Il ruolo dell'allenatore
"Il lunedì mattina mi arrivano dei pacchi di roba così, tutti i numeri possibili e immaginabili estratti dalla partita della domenica. Io non li leggo nemmeno, guardo soltanto il numero dei falli fatti e subiti e i duelli aerei vinti e persi. Fine. Non guardo altro. Perché se fai fallo, vuol dire che sei vicino alla palla, e dov’è che si difende, nel calcio? Vicino alla palla. Se metti undici giocatori attaccati l’uno all’altro sulla linea di porta, non la coprono tutta. Se fai fallo, vuol dire che sei vicino alla palla, e se sei vicino alla palla vuol dire che stai difendendo. A Genova ci hanno gonfiato come zampogne, così come a Cardiff nel secondo tempo, perché nel primo eravamo molto più aggressivi. Appena è finita l’aggressività, è finita la partita. Io non sono uno che sta ventisei ore a pensare a una partita. Io dico sempre che ci sono gli allenatori costruiti e gli allenatori naturali. Io sono di quelli naturali. Non devo star lì a vedere video per ore e ore. Guardo quello che devo guardare e in un quarto d’ora capisco quello che posso capire. Se sto tutto il giorno a vedere video alla fine non capisco nulla…".
La psicologia nel calcio
"Il calcio è semplice, ragazzi. È inutile complicarlo, è semplice: in campo tu devi fare l’opposto di quello che fa l’avversario. Se l’avversario ti viene incontro, ti allontani. Se si allontana, gli vai incontro. Fine. Vogliono renderlo più difficile di quello che è. L’aspetto psicologico è l'ottanta per cento della prestazione dei giocatori. Io ora delego molto allo staff, per la preparazione atletica, la tecnica eccetera. Io entro nell’esercitazione principale, lavorando su ogni singolo giocatore, per capire quando gli va dato qualcosa, quando gli va tolto, cosa gli va chiesto, a ognuno, perché alla fine sono dei ragazzi e ognuno di loro ha bisogno di coccole e di severità, ma in momenti diversi e in situazioni diverse l’uno dall’altro. C’è il momento in cui uno dev’essere ripreso da solo e quello in cui dev’essere ripreso davanti ai compagni. E c’è il momento in cui devi tirarti indietro te, in cui devi mollare".

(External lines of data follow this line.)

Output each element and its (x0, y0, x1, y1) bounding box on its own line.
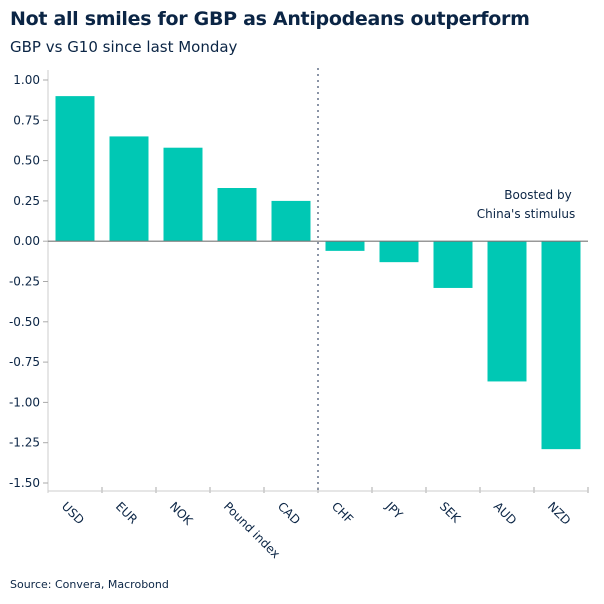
x-tick-label: NZD (545, 499, 574, 528)
y-tick-label: -0.25 (9, 275, 40, 289)
bar-nok (163, 147, 203, 242)
y-tick-label: 1.00 (13, 73, 40, 87)
x-tick-label: CHF (329, 499, 356, 526)
bar-jpy (379, 241, 419, 263)
y-tick-label: -1.25 (9, 436, 40, 450)
bar-eur (109, 136, 149, 242)
chart-subtitle: GBP vs G10 since last Monday (10, 38, 238, 56)
chart-title: Not all smiles for GBP as Antipodeans ou… (10, 8, 530, 30)
source-note: Source: Convera, Macrobond (10, 578, 169, 591)
y-tick-label: -1.00 (9, 395, 40, 409)
bar-nzd (541, 241, 581, 450)
bar-pound-index (217, 188, 257, 242)
x-tick-label: CAD (275, 499, 303, 527)
x-tick-label: JPY (382, 499, 406, 523)
y-tick-label: 0.25 (13, 194, 40, 208)
annotation-line1: Boosted by (504, 188, 571, 202)
y-tick-label: -1.50 (9, 476, 40, 490)
y-tick-label: -0.50 (9, 315, 40, 329)
bar-aud (487, 241, 527, 382)
bar-sek (433, 241, 473, 288)
x-tick-label: AUD (491, 499, 519, 527)
x-tick-label: SEK (437, 499, 464, 526)
bar-usd (55, 96, 95, 242)
y-tick-label: 0.50 (13, 154, 40, 168)
y-tick-label: 0.00 (13, 234, 40, 248)
bar-chf (325, 241, 365, 251)
x-tick-label: Pound index (221, 499, 283, 561)
y-tick-label: 0.75 (13, 113, 40, 127)
x-tick-label: USD (59, 499, 87, 527)
x-tick-label: NOK (167, 499, 196, 528)
bar-cad (271, 200, 311, 242)
annotation-line2: China's stimulus (477, 207, 575, 221)
y-tick-label: -0.75 (9, 355, 40, 369)
x-tick-label: EUR (113, 499, 140, 526)
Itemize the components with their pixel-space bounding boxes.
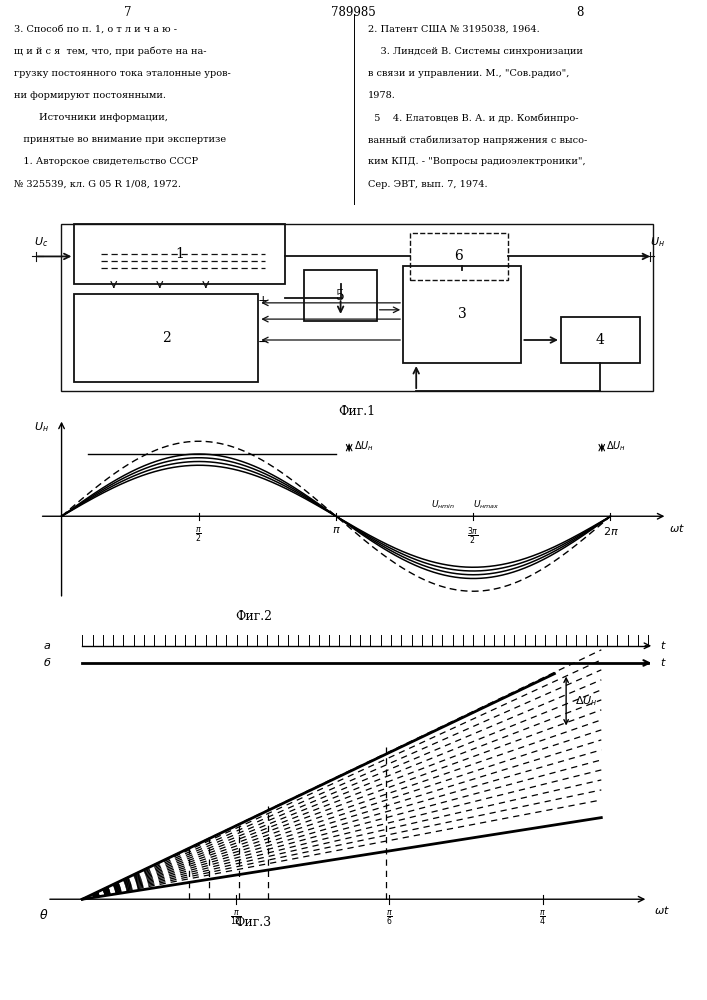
Text: $\frac{\pi}{6}$: $\frac{\pi}{6}$ [386, 908, 392, 927]
Text: t: t [660, 641, 665, 651]
Text: −: − [258, 336, 268, 349]
Text: $\Delta U_н$: $\Delta U_н$ [606, 440, 626, 453]
Text: $\frac{\pi}{4}$: $\frac{\pi}{4}$ [539, 908, 546, 927]
Text: $\omega t$: $\omega t$ [669, 522, 685, 534]
Bar [305, 270, 377, 321]
Text: Сер. ЭВТ, вып. 7, 1974.: Сер. ЭВТ, вып. 7, 1974. [368, 180, 487, 189]
Text: 789985: 789985 [331, 6, 376, 19]
Text: $\pi$: $\pi$ [332, 525, 341, 535]
Text: $U_{нmin}$: $U_{нmin}$ [431, 498, 455, 511]
Text: $\theta$: $\theta$ [40, 908, 49, 922]
Text: б: б [44, 658, 50, 668]
Text: $\frac{3\pi}{2}$: $\frac{3\pi}{2}$ [467, 525, 479, 547]
Text: 7: 7 [124, 6, 131, 19]
Text: 2. Патент США № 3195038, 1964.: 2. Патент США № 3195038, 1964. [368, 25, 539, 34]
Text: $U_{нmax}$: $U_{нmax}$ [473, 498, 500, 511]
Text: 3: 3 [458, 307, 467, 321]
Text: Фиг.3: Фиг.3 [235, 916, 272, 929]
Text: ванный стабилизатор напряжения с высо-: ванный стабилизатор напряжения с высо- [368, 135, 587, 145]
Bar [561, 317, 640, 363]
Text: $2\pi$: $2\pi$ [602, 525, 619, 537]
Text: $U_н$: $U_н$ [650, 236, 665, 249]
Text: Фиг.2: Фиг.2 [235, 610, 272, 623]
Bar [409, 233, 508, 280]
Text: $U_c$: $U_c$ [33, 236, 48, 249]
Bar [74, 294, 259, 382]
Text: а: а [44, 641, 50, 651]
Text: $U_н$: $U_н$ [33, 420, 49, 434]
Text: t: t [660, 658, 665, 668]
Text: +: + [257, 294, 269, 307]
Bar [62, 224, 653, 391]
Text: № 325539, кл. G 05 R 1/08, 1972.: № 325539, кл. G 05 R 1/08, 1972. [14, 180, 181, 189]
Text: 5    4. Елатовцев В. А. и др. Комбинпро-: 5 4. Елатовцев В. А. и др. Комбинпро- [368, 113, 578, 123]
Bar [74, 224, 285, 284]
Text: ни формируют постоянными.: ни формируют постоянными. [14, 91, 166, 100]
Text: $\frac{\pi}{12}$: $\frac{\pi}{12}$ [230, 908, 242, 927]
Text: $\Delta U_н$: $\Delta U_н$ [354, 440, 373, 453]
Text: 1. Авторское свидетельство СССР: 1. Авторское свидетельство СССР [14, 157, 198, 166]
Text: $\omega t$: $\omega t$ [654, 904, 670, 916]
Text: Источники информации,: Источники информации, [14, 113, 168, 122]
Text: 3. Линдсей В. Системы синхронизации: 3. Линдсей В. Системы синхронизации [368, 47, 583, 56]
Text: $\frac{\pi}{2}$: $\frac{\pi}{2}$ [195, 525, 202, 544]
Text: 5: 5 [337, 289, 345, 303]
Text: 2: 2 [162, 331, 170, 345]
Text: ким КПД. - "Вопросы радиоэлектроники",: ким КПД. - "Вопросы радиоэлектроники", [368, 157, 585, 166]
Text: 6: 6 [455, 249, 463, 263]
Text: 3. Способ по п. 1, о т л и ч а ю -: 3. Способ по п. 1, о т л и ч а ю - [14, 25, 177, 34]
Text: $\Delta U_н$: $\Delta U_н$ [575, 694, 597, 708]
Text: в связи и управлении. М., "Сов.радио",: в связи и управлении. М., "Сов.радио", [368, 69, 569, 78]
Text: 4: 4 [596, 333, 604, 347]
Text: 1: 1 [175, 247, 184, 261]
Text: 1978.: 1978. [368, 91, 395, 100]
Text: 8: 8 [576, 6, 583, 19]
Text: Фиг.1: Фиг.1 [339, 405, 375, 418]
Text: принятые во внимание при экспертизе: принятые во внимание при экспертизе [14, 135, 226, 144]
Text: грузку постоянного тока эталонные уров-: грузку постоянного тока эталонные уров- [14, 69, 231, 78]
Bar [403, 266, 522, 363]
Text: щ и й с я  тем, что, при работе на на-: щ и й с я тем, что, при работе на на- [14, 47, 206, 56]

Tra incoscienza e "sana follia"
"Io sono contentissimo della rosa che ho alla Juventus. È migliorata, e non era facile. Siamo fortissimi. Ai tifosi dico di liberarsi della negatività, di non arrovellarsi sulle sconfitte passate. Le finali si perdono e si vincono, è sempre stato così, e così sarà anche per la Juventus. Lo dico anche ai giocatori, perché per fare grandi cose, col talento che hanno, gli ci vuole solo l’incoscienza. Un po’ di sana follia, mettere da parte i ragionamenti e pensarsi invincibili. Di fenomeni nel mondo del calcio continua a essercene solo uno, o due, com’era prima, per ogni generazione… La differenza è che ora ci sono tanti più soldi e tante più squadre con diversi giocatori forti. Vincere la Champions ora non è come vincerla trent’anni fa".
Di padre in figlio
"Mio padre lavorava al porto. E a quel tempo lì, il porto funzionava bene, al diciottesimo anno di età il figlio maschio entrava a lavorare al porto di diritto. E infatti io cosa feci? Dopo aver preso la patente B presi la C, perché con quella avrei potuto prendere la D che mi sarebbe servita per entrare in porto. La strada era già segnata. Non è che avessi scelta".